Speaking to a packed audience, Justice Jardeleza, along with former Solicitor General Florin Hilbay, recounted how the team presented their arguments in The Hague, Netherlands after the Philippines filed a case against China on the territorial dispute over the West Philippine Sea.
Justice Jardeleza reiterated that China’s “9-dash line” claim has no basis in the United Nations’ Convention on the Law of the Sea (UNCLOS).

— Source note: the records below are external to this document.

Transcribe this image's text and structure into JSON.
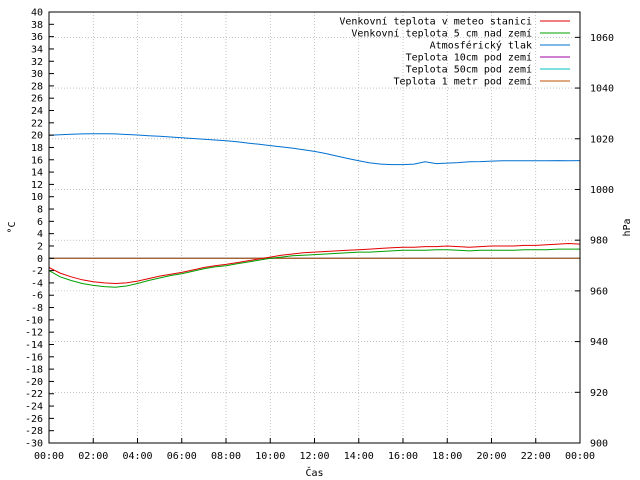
{
  "chart_data": {
    "type": "line",
    "xlabel": "Čas",
    "ylabel_left": "°C",
    "ylabel_right": "hPa",
    "x_ticks": [
      "00:00",
      "02:00",
      "04:00",
      "06:00",
      "08:00",
      "10:00",
      "12:00",
      "14:00",
      "16:00",
      "18:00",
      "20:00",
      "22:00",
      "00:00"
    ],
    "y_left_range": [
      -30,
      40
    ],
    "y_left_step": 2,
    "y_right_range": [
      900,
      1070
    ],
    "y_right_ticks": [
      900,
      920,
      940,
      960,
      980,
      1000,
      1020,
      1040,
      1060
    ],
    "grid": true,
    "legend_position": "top-right",
    "x_hours": [
      0,
      0.5,
      1,
      1.5,
      2,
      2.5,
      3,
      3.5,
      4,
      4.5,
      5,
      5.5,
      6,
      6.5,
      7,
      7.5,
      8,
      8.5,
      9,
      9.5,
      10,
      10.5,
      11,
      11.5,
      12,
      12.5,
      13,
      13.5,
      14,
      14.5,
      15,
      15.5,
      16,
      16.5,
      17,
      17.5,
      18,
      18.5,
      19,
      19.5,
      20,
      20.5,
      21,
      21.5,
      22,
      22.5,
      23,
      23.5,
      24
    ],
    "series": [
      {
        "name": "Venkovní teplota v meteo stanici",
        "color": "#e00000",
        "axis": "left",
        "values": [
          -1.5,
          -2.4,
          -3.0,
          -3.5,
          -3.8,
          -4.0,
          -4.1,
          -4.0,
          -3.7,
          -3.3,
          -2.9,
          -2.6,
          -2.3,
          -1.9,
          -1.5,
          -1.2,
          -1.0,
          -0.7,
          -0.4,
          -0.1,
          0.2,
          0.5,
          0.7,
          0.9,
          1.0,
          1.1,
          1.2,
          1.3,
          1.4,
          1.5,
          1.6,
          1.7,
          1.8,
          1.8,
          1.9,
          1.9,
          2.0,
          1.9,
          1.8,
          1.9,
          2.0,
          2.0,
          2.0,
          2.1,
          2.1,
          2.2,
          2.3,
          2.4,
          2.3
        ]
      },
      {
        "name": "Venkovní teplota 5 cm nad zemí",
        "color": "#00a000",
        "axis": "left",
        "values": [
          -2.0,
          -3.0,
          -3.6,
          -4.1,
          -4.4,
          -4.6,
          -4.7,
          -4.5,
          -4.1,
          -3.6,
          -3.2,
          -2.8,
          -2.5,
          -2.1,
          -1.7,
          -1.4,
          -1.2,
          -0.9,
          -0.6,
          -0.3,
          0.0,
          0.2,
          0.4,
          0.5,
          0.6,
          0.7,
          0.8,
          0.9,
          1.0,
          1.0,
          1.1,
          1.2,
          1.3,
          1.3,
          1.3,
          1.4,
          1.4,
          1.3,
          1.2,
          1.3,
          1.3,
          1.3,
          1.3,
          1.4,
          1.4,
          1.4,
          1.5,
          1.5,
          1.5
        ]
      },
      {
        "name": "Atmosférický tlak",
        "color": "#0070d0",
        "axis": "right",
        "values": [
          1021.4,
          1021.6,
          1021.8,
          1021.9,
          1022.0,
          1022.0,
          1021.9,
          1021.7,
          1021.5,
          1021.2,
          1021.0,
          1020.7,
          1020.4,
          1020.1,
          1019.8,
          1019.5,
          1019.2,
          1018.8,
          1018.3,
          1017.8,
          1017.3,
          1016.8,
          1016.3,
          1015.7,
          1015.0,
          1014.2,
          1013.2,
          1012.2,
          1011.3,
          1010.5,
          1010.0,
          1009.8,
          1009.8,
          1010.0,
          1010.9,
          1010.2,
          1010.4,
          1010.6,
          1010.9,
          1011.0,
          1011.2,
          1011.3,
          1011.3,
          1011.3,
          1011.3,
          1011.3,
          1011.4,
          1011.3,
          1011.4
        ]
      },
      {
        "name": "Teplota 10cm pod zemí",
        "color": "#a000a0",
        "axis": "left",
        "values": [
          0,
          0,
          0,
          0,
          0,
          0,
          0,
          0,
          0,
          0,
          0,
          0,
          0,
          0,
          0,
          0,
          0,
          0,
          0,
          0,
          0,
          0,
          0,
          0,
          0,
          0,
          0,
          0,
          0,
          0,
          0,
          0,
          0,
          0,
          0,
          0,
          0,
          0,
          0,
          0,
          0,
          0,
          0,
          0,
          0,
          0,
          0,
          0,
          0
        ]
      },
      {
        "name": "Teplota 50cm pod zemí",
        "color": "#00c0c0",
        "axis": "left",
        "values": [
          0,
          0,
          0,
          0,
          0,
          0,
          0,
          0,
          0,
          0,
          0,
          0,
          0,
          0,
          0,
          0,
          0,
          0,
          0,
          0,
          0,
          0,
          0,
          0,
          0,
          0,
          0,
          0,
          0,
          0,
          0,
          0,
          0,
          0,
          0,
          0,
          0,
          0,
          0,
          0,
          0,
          0,
          0,
          0,
          0,
          0,
          0,
          0,
          0
        ]
      },
      {
        "name": "Teplota 1 metr pod zemí",
        "color": "#c05000",
        "axis": "left",
        "values": [
          0,
          0,
          0,
          0,
          0,
          0,
          0,
          0,
          0,
          0,
          0,
          0,
          0,
          0,
          0,
          0,
          0,
          0,
          0,
          0,
          0,
          0,
          0,
          0,
          0,
          0,
          0,
          0,
          0,
          0,
          0,
          0,
          0,
          0,
          0,
          0,
          0,
          0,
          0,
          0,
          0,
          0,
          0,
          0,
          0,
          0,
          0,
          0,
          0
        ]
      }
    ]
  }
}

The arguments that the Philippine Team presented in The Hague are the following: that the features disputed by China are only rocks and Chinese actions in the West Philippine Sea violated Philippine sovereign rights and harmed the marine environment.
As an example, Justice Jardeleza cited the Scarborough Shoal, which is 150 miles from the Philippines but 800 miles away from Hainan, China’s southernmost island. “This is why the Scarborough Shoal is part of our territory, because it is within our 200-mile Exclusive Economic Zone provided for by the UNCLOS,” he said.
He also recalled that the arbitration case was a risk because of China’s possible trade retaliation if the case pushed through. The Philippines, however, was “gunning for a legal and not a moral victory,” Justice Jardeleza pointed out.
Justice Jardeleza noted that the case came after 17 years of failed negotiations with China.
For his part, Atty. Hilbay gave a more personal account of the arbitration case in The Hague, showing a series of photos of light moments with the Philippine team.
“Hearings in The Hague were more civilized, unlike sessions at courts in the Philippines. There you can say, ‘I understand the importance of your question, please give me time to find the answer to that one,’ which is like a more civilized way of saying, ‘I don’t know, I’ll get back to you on that,’” Atty. Hilbay said in jest.
Atty. Hilbay also summarized the 500-page ruling of the Arbitral Tribunal: China violated traditional fishing rights in the Scarborough Shoal, and their land reclamation activity in the West Philippine Sea has caused severe, irreplaceable harm to the ecosystem.
He also echoed Justice Jardeleza’s conclusion on the importance of Tribunal’s ruling, saying that the case gives President Duterte a strong legal platform to negotiate with China.
Dubbed “How the Sea Was Won: The West Philippine Sea Arbitration,” the talk was a General Integrative Lecture organized by the College of Law.